Kenzo menatap sesaat kakak satu-satunya yang tampak tidak bisa berkata-kata. Dari wajah itu Kenzo bisa melihat rasa sakit yang sama, bahkan melebihi ibunya. Dari sana Kenzo tahu bahwa kakaknya selama ini tahu kebusukan ayah mereka tapi menutupinya dari dia dan ibunya.
"Ibu tahu dari siapa?" tanya Kenzo, mengalihkan lagi atensi pada sang ibu.
"Ibu mendengarnya langsung. Ibu mendengarnya berbicara dalam suatu ruangan di kantor. Dia sedang berbicara dengan rekan lainnya dalam organisasi itu."
Zahira datang dengan teh di tangannya dan meletakkannya di atas meja. Ibu Kenzo menarik tangannya lembut untuk duduk di sisinya yang lain.
"Ibu juga mendengar rahasia gelap mereka. Mereka bukan hanya orang-orang gila uang dan jabatan. Lingkaran mereka sangat kuat mengendalikan pemerintahan. Para pejabat berada di bawah kaki mereka."
"Cukup ibu ... Sebaiknya ibu istirahat. Jangan memikirkan apapun. Ibu akan terlindungi di sini," bujuk Kenzo. Dia memberi kode pada Zahira untuk membawa ibunya ke kamar.
"Ibu ... ayo istirahat, Za akan mengantar ibu," kata Zahira membujuk. Ibunya memberikan tatapan memohon pada kedua anaknya sebelum bangkit, menggenggam kedua tangan Zahira kuat. Tubuhnya bergetar dan dia nyaris limbung kalau Zahira tidak segera menahan dengan cara merangkulnya.

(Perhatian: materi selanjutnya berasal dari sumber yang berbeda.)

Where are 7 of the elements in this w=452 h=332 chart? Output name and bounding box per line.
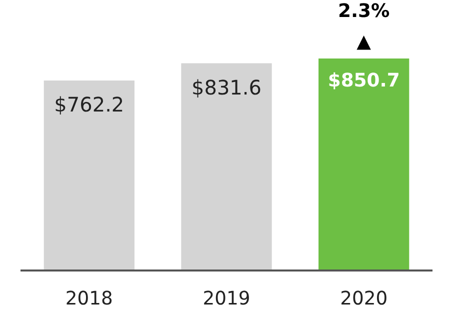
x-tick-label: 2018 — [65, 288, 113, 310]
annotation: 2.3% ▲ — [338, 1, 390, 52]
x-tick-label: 2019 — [202, 288, 250, 310]
data-label: $850.7 — [328, 70, 400, 92]
x-tick-label: 2020 — [340, 288, 388, 310]
data-label: $831.6 — [192, 75, 262, 100]
data-label: $762.2 — [54, 92, 124, 117]
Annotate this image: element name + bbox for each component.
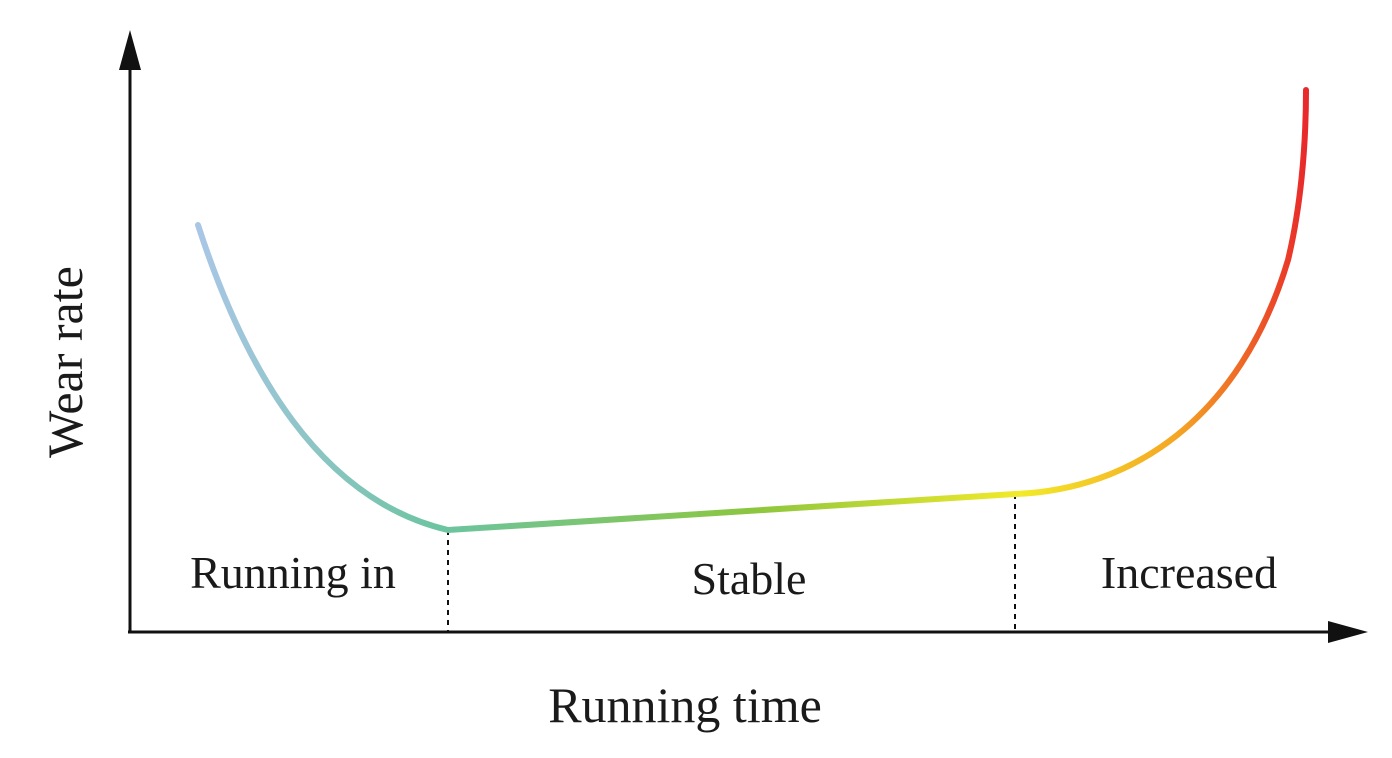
y-axis-arrowhead [119,30,141,70]
phase-label-running-in: Running in [190,547,396,598]
x-axis-title: Running time [548,677,822,733]
x-axis-arrowhead [1328,621,1368,643]
phase-label-stable: Stable [692,553,807,604]
phase-label-increased: Increased [1101,547,1277,598]
y-axis-title: Wear rate [37,266,93,458]
wear-rate-curve [195,87,1309,534]
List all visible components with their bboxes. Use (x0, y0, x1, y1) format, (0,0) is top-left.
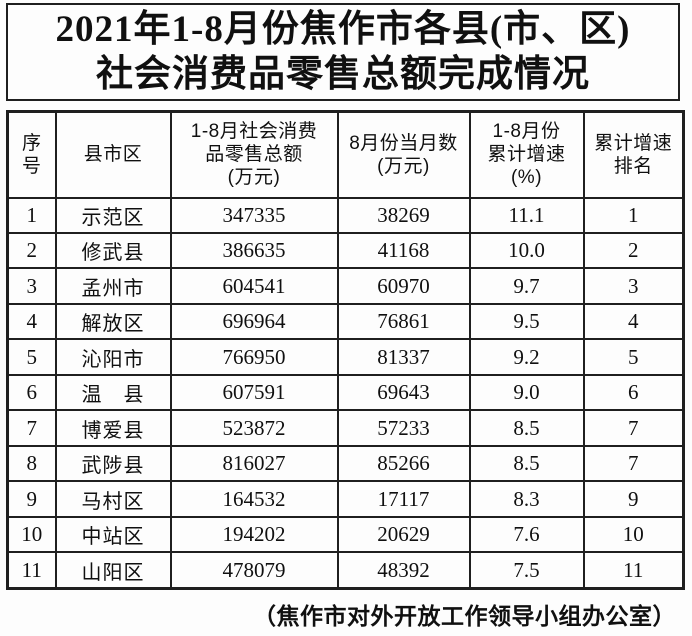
column-header-2: 1-8月社会消费 品零售总额 (万元) (169, 110, 339, 199)
cell-august-value: 48392 (336, 551, 471, 590)
column-header-4: 1-8月份 累计增速 (%) (468, 110, 585, 199)
cell-august-value: 38269 (336, 196, 471, 234)
cell-growth-rate: 7.6 (468, 515, 585, 554)
cell-rank: 4 (582, 302, 685, 341)
cell-august-value: 85266 (336, 444, 471, 483)
cell-total-retail: 766950 (169, 338, 339, 376)
cell-rank: 11 (582, 551, 685, 590)
cell-district: 孟州市 (54, 267, 172, 305)
cell-august-value: 41168 (336, 231, 471, 270)
cell-index: 5 (6, 338, 57, 376)
cell-rank: 5 (582, 338, 685, 376)
cell-rank: 6 (582, 373, 685, 412)
cell-index: 1 (6, 196, 57, 234)
cell-total-retail: 164532 (169, 480, 339, 518)
table-row: 1 示范区 347335 38269 11.1 1 (6, 196, 685, 234)
source-attribution: （焦作市对外开放工作领导小组办公室） (253, 603, 676, 629)
column-header-1: 县市区 (54, 110, 172, 199)
cell-district: 解放区 (54, 302, 172, 341)
cell-index: 7 (6, 409, 57, 447)
cell-august-value: 81337 (336, 338, 471, 376)
cell-rank: 1 (582, 196, 685, 234)
cell-growth-rate: 9.0 (468, 373, 585, 412)
table-row: 8 武陟县 816027 85266 8.5 7 (6, 444, 685, 483)
cell-growth-rate: 11.1 (468, 196, 585, 234)
table-row: 3 孟州市 604541 60970 9.7 3 (6, 267, 685, 305)
cell-growth-rate: 7.5 (468, 551, 585, 590)
cell-index: 9 (6, 480, 57, 518)
cell-index: 3 (6, 267, 57, 305)
table-row: 2 修武县 386635 41168 10.0 2 (6, 231, 685, 270)
cell-growth-rate: 8.3 (468, 480, 585, 518)
page-title: 2021年1-8月份焦作市各县(市、区) 社会消费品零售总额完成情况 (55, 9, 631, 95)
cell-august-value: 20629 (336, 515, 471, 554)
cell-district: 中站区 (54, 515, 172, 554)
cell-district: 温 县 (54, 373, 172, 412)
cell-august-value: 76861 (336, 302, 471, 341)
cell-total-retail: 816027 (169, 444, 339, 483)
title-box: 2021年1-8月份焦作市各县(市、区) 社会消费品零售总额完成情况 (6, 3, 680, 101)
cell-index: 10 (6, 515, 57, 554)
cell-growth-rate: 8.5 (468, 444, 585, 483)
table-row: 10 中站区 194202 20629 7.6 10 (6, 515, 685, 554)
cell-total-retail: 194202 (169, 515, 339, 554)
column-header-0: 序 号 (6, 110, 57, 199)
column-header-3: 8月份当月数 (万元) (336, 110, 471, 199)
cell-rank: 10 (582, 515, 685, 554)
cell-index: 2 (6, 231, 57, 270)
cell-rank: 3 (582, 267, 685, 305)
cell-rank: 2 (582, 231, 685, 270)
cell-total-retail: 604541 (169, 267, 339, 305)
cell-total-retail: 607591 (169, 373, 339, 412)
table-header-row: 序 号县市区 1-8月社会消费 品零售总额 (万元) 8月份当月数 (万元) 1-8月… (6, 110, 685, 199)
cell-district: 马村区 (54, 480, 172, 518)
cell-august-value: 57233 (336, 409, 471, 447)
cell-august-value: 60970 (336, 267, 471, 305)
cell-total-retail: 696964 (169, 302, 339, 341)
cell-total-retail: 478079 (169, 551, 339, 590)
cell-district: 示范区 (54, 196, 172, 234)
cell-rank: 7 (582, 409, 685, 447)
retail-sales-table: 序 号县市区 1-8月社会消费 品零售总额 (万元) 8月份当月数 (万元) 1-8月… (6, 110, 685, 590)
cell-rank: 9 (582, 480, 685, 518)
cell-growth-rate: 10.0 (468, 231, 585, 270)
table-row: 5 沁阳市 766950 81337 9.2 5 (6, 338, 685, 376)
cell-august-value: 17117 (336, 480, 471, 518)
cell-index: 11 (6, 551, 57, 590)
cell-august-value: 69643 (336, 373, 471, 412)
cell-district: 修武县 (54, 231, 172, 270)
cell-growth-rate: 9.7 (468, 267, 585, 305)
table-row: 9 马村区 164532 17117 8.3 9 (6, 480, 685, 518)
table-row: 7 博爱县 523872 57233 8.5 7 (6, 409, 685, 447)
table-row: 11 山阳区 478079 48392 7.5 11 (6, 551, 685, 590)
cell-growth-rate: 9.2 (468, 338, 585, 376)
cell-growth-rate: 8.5 (468, 409, 585, 447)
cell-growth-rate: 9.5 (468, 302, 585, 341)
cell-index: 8 (6, 444, 57, 483)
table-header: 序 号县市区 1-8月社会消费 品零售总额 (万元) 8月份当月数 (万元) 1-8月… (6, 110, 685, 199)
cell-district: 博爱县 (54, 409, 172, 447)
cell-district: 沁阳市 (54, 338, 172, 376)
cell-total-retail: 523872 (169, 409, 339, 447)
cell-rank: 7 (582, 444, 685, 483)
cell-district: 武陟县 (54, 444, 172, 483)
table-body: 1 示范区 347335 38269 11.1 1 2 修武县 386635 41168 10.0 2… (6, 196, 685, 590)
cell-index: 4 (6, 302, 57, 341)
table-row: 4 解放区 696964 76861 9.5 4 (6, 302, 685, 341)
cell-total-retail: 386635 (169, 231, 339, 270)
column-header-5: 累计增速 排名 (582, 110, 685, 199)
cell-district: 山阳区 (54, 551, 172, 590)
cell-total-retail: 347335 (169, 196, 339, 234)
cell-index: 6 (6, 373, 57, 412)
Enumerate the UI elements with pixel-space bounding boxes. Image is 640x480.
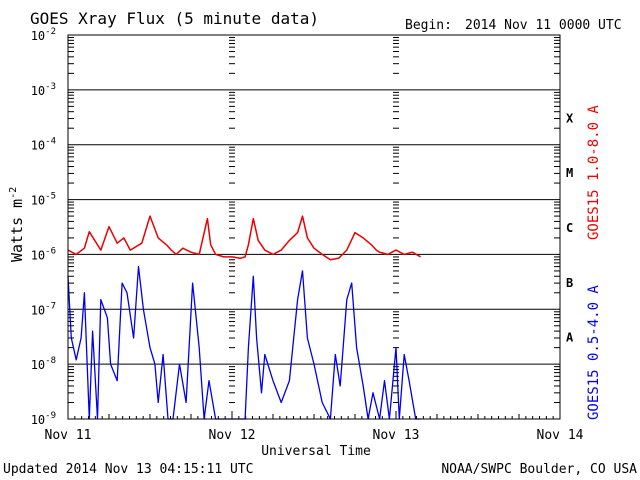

"Semua akan baik-baik saja, Ibu akan baik-baik saja," ujar Kenzo menenangkan. Namun ibunya menggeleng kuat.
"Mereka berbahaya, jika mereka tahu ibu tahu rahasia mereka, maka mereka akan membunuh ibu," kata ibunya dengan lirih.
"Kami tidak akan membiarkan itu terjadi ibu, tenanglah dan sekarang istirahatlah ...."
Kenzo melirik kakaknya yang sedari tadi diam akhirnya bicara.
Setelah bujukan demi bujukan akhirnya ibunya mau beristirahat di kamar di temani Zahira. Kenzo menatap kakaknya tajam.
"Kakak tahu ini sebelumnya bukan?" tuduh Kenzo lalu tertawa sinis setelahnya.
"Apa kakak juga menjadi anjing mereka?"
"Tutup mulutmu! aku bukan anjing mereka." Marah kakaknya karena tuduhan itu.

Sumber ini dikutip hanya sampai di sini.